How to delete millions of records from a mysql table without slowdown

1.6k views Asked by At

Is there a good way to delete lots of records without slowing down a website?

I need to delete millions of records from a MySQL table that has no indexes and no primary key. I read on SO and various tutorials on the web that the basic strategy is to limit the delete query, sleep for a second or two between deletes, and repeat the process until finished. I also (using PDO) am running a commit after all loops complete.

That worked fine last week, but every time I ran the script, the database slowed down and we received many complaints about the site being slow etc. This is on a Miva Merchant baskets table, not that it really matters.

I'm almost done trimming the table so I could just suffer through it and finish. But there must be a better way...?

Here is the relevant code:

$database->beginTransaction();
$selectLimit = 4900; // mysql will lock the entire table at 5000+.....
$loopLimit = 10;
$date = "1456272001"; // 2016-02-24

for( $i = 0; $i < $loopLimit; $i++ ) {
    $startTime = time();
    $oldBaskets = $database->prepare("DELETE FROM s01_Baskets WHERE CAST(lastupdate AS UNSIGNED) < '" . $date . "' LIMIT " . $selectLimit . "");
    if ( $oldBaskets->execute() ) {
        $deletes = $oldBaskets->rowCount();
        $totalDeletes += $deletes;
        $duration = time() - $startTime;
        echo "\ndeleted '" . $deletes . "' entries";
        echo "\n-- took '" . $duration . "' seconds";
    }
    sleep(2);
}
$database->commit();
2

There are 2 answers

2
Quassnoi On

Create an index on lastupdate and modify your query a little:

DELETE
FROM    s01_Baskets
WHERE   lastupdate < :date
ORDER BY
        lastupdate
LIMIT   :limit

Having an index on lastupdate will allow MySQL to use it both for ordering and filtering, so only the records which have to be deleted will be visited by the engine.

Without an index, MySQL has to examine all the records in your database as it reads them, before it reaches the limit.

Using CAST on an indexed field in MySQL makes the expression unsargable (unable to use the index for filtering), that's why you should convert the expression you are comparing against ($date), not vice versa.

0
MonkeyZeus On

Since it sounds like you have no indexes and no auto-incremented IDs I would personally go for direct SQL like this:

Note: You should probably do this when there is minimal activity on the system

RENAME TABLE s01_Baskets TO s01_Baskets_to_be_deleted;

CREATE TABLE s01_Baskets LIKE s01_Baskets_to_be_deleted;

INSERT INTO s01_Baskets (col1, col2, ..., coln)
SELECT *
FROM s01_Baskets_to_be_deleted
WHERE lastupdate >= '2016-02-24 00:00:00';

DROP TABLE s01_Baskets_to_be_deleted;

The first two should execute relatively quickly and your users will not notice a slowdown. All of their interaction will simply be routed to your new empty table.

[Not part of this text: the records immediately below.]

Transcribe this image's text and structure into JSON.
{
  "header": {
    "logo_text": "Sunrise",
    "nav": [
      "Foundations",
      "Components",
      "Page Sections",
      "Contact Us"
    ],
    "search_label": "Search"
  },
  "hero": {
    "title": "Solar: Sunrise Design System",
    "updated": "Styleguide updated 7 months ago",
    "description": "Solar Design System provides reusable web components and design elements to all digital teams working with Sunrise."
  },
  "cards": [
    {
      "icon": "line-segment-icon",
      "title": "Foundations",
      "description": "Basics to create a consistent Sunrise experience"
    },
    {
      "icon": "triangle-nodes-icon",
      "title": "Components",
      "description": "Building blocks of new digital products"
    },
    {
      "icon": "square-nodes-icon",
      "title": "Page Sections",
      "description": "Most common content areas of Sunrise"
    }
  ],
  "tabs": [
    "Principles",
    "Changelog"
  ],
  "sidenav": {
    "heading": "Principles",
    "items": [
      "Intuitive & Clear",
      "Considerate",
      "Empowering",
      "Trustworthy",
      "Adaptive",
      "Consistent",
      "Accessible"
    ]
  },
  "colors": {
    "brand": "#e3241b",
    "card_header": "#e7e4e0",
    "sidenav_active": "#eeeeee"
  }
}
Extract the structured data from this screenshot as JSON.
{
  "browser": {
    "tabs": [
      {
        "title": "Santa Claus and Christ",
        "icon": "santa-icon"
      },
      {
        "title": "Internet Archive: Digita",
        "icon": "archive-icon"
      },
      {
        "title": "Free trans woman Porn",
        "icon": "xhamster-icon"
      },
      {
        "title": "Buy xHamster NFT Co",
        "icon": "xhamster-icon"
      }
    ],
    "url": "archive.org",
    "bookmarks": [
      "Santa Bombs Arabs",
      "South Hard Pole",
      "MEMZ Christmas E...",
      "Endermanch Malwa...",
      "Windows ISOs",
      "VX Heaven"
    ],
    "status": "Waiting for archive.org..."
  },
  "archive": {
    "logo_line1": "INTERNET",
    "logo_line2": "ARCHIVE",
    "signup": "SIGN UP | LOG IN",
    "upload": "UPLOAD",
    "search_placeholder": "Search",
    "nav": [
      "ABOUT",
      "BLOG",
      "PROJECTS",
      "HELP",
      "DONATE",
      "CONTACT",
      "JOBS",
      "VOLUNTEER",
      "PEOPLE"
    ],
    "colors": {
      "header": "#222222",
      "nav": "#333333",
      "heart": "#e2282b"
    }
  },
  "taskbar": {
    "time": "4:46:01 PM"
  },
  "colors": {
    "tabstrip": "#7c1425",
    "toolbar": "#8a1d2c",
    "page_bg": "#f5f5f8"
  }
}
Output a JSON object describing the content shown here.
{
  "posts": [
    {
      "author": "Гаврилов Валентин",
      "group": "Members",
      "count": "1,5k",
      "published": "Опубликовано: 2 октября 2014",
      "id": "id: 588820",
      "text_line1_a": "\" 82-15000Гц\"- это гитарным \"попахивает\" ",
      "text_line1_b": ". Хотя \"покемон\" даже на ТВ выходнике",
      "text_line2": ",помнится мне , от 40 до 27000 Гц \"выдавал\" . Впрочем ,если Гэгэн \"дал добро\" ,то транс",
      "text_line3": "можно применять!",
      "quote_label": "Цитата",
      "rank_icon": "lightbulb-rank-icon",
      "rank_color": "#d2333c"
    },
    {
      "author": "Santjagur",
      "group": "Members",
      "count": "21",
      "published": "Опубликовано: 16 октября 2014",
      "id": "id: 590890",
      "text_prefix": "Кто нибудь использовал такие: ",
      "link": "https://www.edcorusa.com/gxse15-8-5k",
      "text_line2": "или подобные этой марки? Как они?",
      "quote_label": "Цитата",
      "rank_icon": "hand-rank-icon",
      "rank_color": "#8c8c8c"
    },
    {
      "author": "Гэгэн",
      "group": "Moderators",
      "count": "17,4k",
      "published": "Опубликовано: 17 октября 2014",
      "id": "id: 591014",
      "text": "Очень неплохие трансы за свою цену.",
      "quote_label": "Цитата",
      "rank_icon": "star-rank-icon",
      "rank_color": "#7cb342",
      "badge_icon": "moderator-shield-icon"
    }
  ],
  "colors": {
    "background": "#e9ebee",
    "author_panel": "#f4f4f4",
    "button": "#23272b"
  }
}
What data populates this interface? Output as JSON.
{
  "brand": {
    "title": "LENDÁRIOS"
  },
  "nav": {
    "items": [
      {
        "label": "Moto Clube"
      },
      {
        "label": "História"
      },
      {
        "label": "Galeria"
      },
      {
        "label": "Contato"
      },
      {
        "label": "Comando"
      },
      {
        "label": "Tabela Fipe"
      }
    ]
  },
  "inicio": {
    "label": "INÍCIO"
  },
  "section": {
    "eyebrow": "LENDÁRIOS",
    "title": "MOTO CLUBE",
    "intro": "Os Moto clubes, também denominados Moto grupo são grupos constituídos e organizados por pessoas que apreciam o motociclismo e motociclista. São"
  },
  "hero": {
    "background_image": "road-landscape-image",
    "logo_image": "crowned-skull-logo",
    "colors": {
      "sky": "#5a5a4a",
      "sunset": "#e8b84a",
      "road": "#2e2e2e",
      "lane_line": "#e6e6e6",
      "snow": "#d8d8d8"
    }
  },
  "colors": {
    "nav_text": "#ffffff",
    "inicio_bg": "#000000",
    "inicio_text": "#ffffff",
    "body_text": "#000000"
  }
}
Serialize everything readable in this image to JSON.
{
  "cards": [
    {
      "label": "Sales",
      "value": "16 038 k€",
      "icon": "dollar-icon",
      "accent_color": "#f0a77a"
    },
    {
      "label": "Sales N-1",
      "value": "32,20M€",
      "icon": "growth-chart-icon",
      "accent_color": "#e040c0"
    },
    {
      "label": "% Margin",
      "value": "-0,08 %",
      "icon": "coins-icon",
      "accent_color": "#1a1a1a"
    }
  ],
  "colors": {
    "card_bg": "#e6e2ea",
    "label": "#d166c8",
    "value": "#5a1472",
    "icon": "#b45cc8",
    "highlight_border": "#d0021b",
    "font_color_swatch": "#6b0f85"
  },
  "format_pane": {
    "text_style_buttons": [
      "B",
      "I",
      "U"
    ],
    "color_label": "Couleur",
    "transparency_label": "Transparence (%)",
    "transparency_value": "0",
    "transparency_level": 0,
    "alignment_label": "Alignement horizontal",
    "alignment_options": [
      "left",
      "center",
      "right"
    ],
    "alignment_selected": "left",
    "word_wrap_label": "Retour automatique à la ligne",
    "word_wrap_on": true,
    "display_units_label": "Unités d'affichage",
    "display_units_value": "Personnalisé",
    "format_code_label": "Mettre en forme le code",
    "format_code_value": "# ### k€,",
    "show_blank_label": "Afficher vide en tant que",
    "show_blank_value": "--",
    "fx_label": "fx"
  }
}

The third command will re-insert the records your wish to keep.

As for the DROP command, it might slow down the DB a little in terms of disk I/O but since none of the records are being interacted with then your users should experience almost no slowdown.


Also, another reason that deletion is so slow and intense is because MySQL will log each row and if you have any active triggers then those must be executed before the delete can be performed.